As for the first issue you reported, that is an issue with upstream's build system, and there is an open pull request to resolve it.

https://github.com/systemd/systemd/pull/3366
Comment 2 Zac Medico gentoo-dev 2016-06-22 16:23:28 UTC
This is very close to bug 584760, except this failing attribute is system.posix_acl_access instead of user.pax.flags.
Comment 3 Duncan 2016-06-23 03:29:15 UTC
(In reply to Zac Medico from comment #2)
> This is very close to bug 584760, except this failing attribute is
> system.posix_acl_access instead of user.pax.flags.

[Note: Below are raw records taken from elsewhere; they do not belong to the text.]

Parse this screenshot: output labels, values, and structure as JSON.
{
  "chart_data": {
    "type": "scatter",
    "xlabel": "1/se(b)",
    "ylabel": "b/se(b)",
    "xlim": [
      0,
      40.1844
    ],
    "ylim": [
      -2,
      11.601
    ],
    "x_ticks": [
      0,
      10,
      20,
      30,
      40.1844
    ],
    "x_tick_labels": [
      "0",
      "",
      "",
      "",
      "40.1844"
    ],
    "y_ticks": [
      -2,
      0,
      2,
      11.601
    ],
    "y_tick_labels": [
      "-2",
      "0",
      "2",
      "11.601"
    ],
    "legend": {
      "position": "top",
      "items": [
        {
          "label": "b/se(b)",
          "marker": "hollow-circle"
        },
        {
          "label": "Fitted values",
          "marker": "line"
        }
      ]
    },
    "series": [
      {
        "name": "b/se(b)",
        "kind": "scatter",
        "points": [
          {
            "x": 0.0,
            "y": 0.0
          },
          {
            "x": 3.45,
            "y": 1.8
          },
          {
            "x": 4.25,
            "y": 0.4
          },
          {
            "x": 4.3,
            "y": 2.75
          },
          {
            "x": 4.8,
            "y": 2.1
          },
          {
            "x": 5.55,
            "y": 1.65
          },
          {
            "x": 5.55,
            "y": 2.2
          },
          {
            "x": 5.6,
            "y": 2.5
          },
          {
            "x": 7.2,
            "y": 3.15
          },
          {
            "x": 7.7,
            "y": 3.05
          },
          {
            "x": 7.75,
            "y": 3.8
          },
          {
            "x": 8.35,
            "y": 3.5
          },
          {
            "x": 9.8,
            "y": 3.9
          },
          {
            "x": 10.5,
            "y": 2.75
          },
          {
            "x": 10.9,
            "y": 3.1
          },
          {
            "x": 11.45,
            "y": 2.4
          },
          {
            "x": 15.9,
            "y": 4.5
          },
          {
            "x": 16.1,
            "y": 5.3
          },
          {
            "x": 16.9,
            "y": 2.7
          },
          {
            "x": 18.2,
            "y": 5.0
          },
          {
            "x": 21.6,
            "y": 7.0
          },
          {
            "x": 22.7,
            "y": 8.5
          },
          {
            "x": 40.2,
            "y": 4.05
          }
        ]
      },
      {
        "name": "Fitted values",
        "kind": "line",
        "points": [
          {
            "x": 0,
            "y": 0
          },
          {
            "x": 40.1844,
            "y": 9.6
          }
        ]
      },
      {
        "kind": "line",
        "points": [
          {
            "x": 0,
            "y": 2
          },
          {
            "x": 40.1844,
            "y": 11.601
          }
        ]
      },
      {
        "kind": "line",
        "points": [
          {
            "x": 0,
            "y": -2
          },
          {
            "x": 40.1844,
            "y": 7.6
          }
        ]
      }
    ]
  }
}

Indeed.  It seems to be a different instance of the exact same bug.  If you wish to call it a dup, go ahead, but I'm guessing the fact that you didn't indicates you have reason not to.

One way to potentially "fix" the problem would be to do an automatic rollback of sorts.  For this, you'd probably need to consider the package installed and update the database accordingly, then depending on whether it replaced an earlier version of the same package or was a new install, either remerge the old version of the package (preferably checking to see if there's a binpkg first and using it if so, at least if FEATURES=binpkg so there likely is) normally, or simply unmerge the new package normally.

That way the database should agree with what's actually installed, and with the assumption that the old package can be remerged (which should be valid  if it was a change in package behavior but might not be if it was a kernel option change or the like), the result should be as if the new version merge attempt wasn't tried at all.

Of course that leaves the problem of what to do if the old version doesn't merge successfully either.  I guess in that case you just pretend it did, update the database with what did install, and leave it at that.  At least then the database should be correct, even if the package as installed is ultimately broken.

Of course there should be quite some complaints printed during all this saying what exactly is going on, probably updating the final status to fail as well and canceling reverse dependency merges that would have been installed later, so the thing hopefully isn't taken as a successful merge.

Practical at all and if so, anything like that suggested for an EAPI?  Where has the discussion gone on it if so?  (A link to the discussion or a list archve along with keywords to search for in the latter case would be fine.)


The other solution, per-ebuild as I suggested in comment #0, would be a test-file install setup with the the target xattribs.  If it works, assume the xattribs will be handled directly.  Delete the test file and abort the merge otherwise.  Perhaps handled by an eclass to centralize standard handling, with a variable to set with the attributes to check on the live filesystem testfile to see if the test is successful or not (missing the appropriate tools to do the check would be an auto fail and abort).  But of course this being a portage bug now, it's not really the appropriate place to discuss this potential solution in detail as it wouldn't be a portage fix.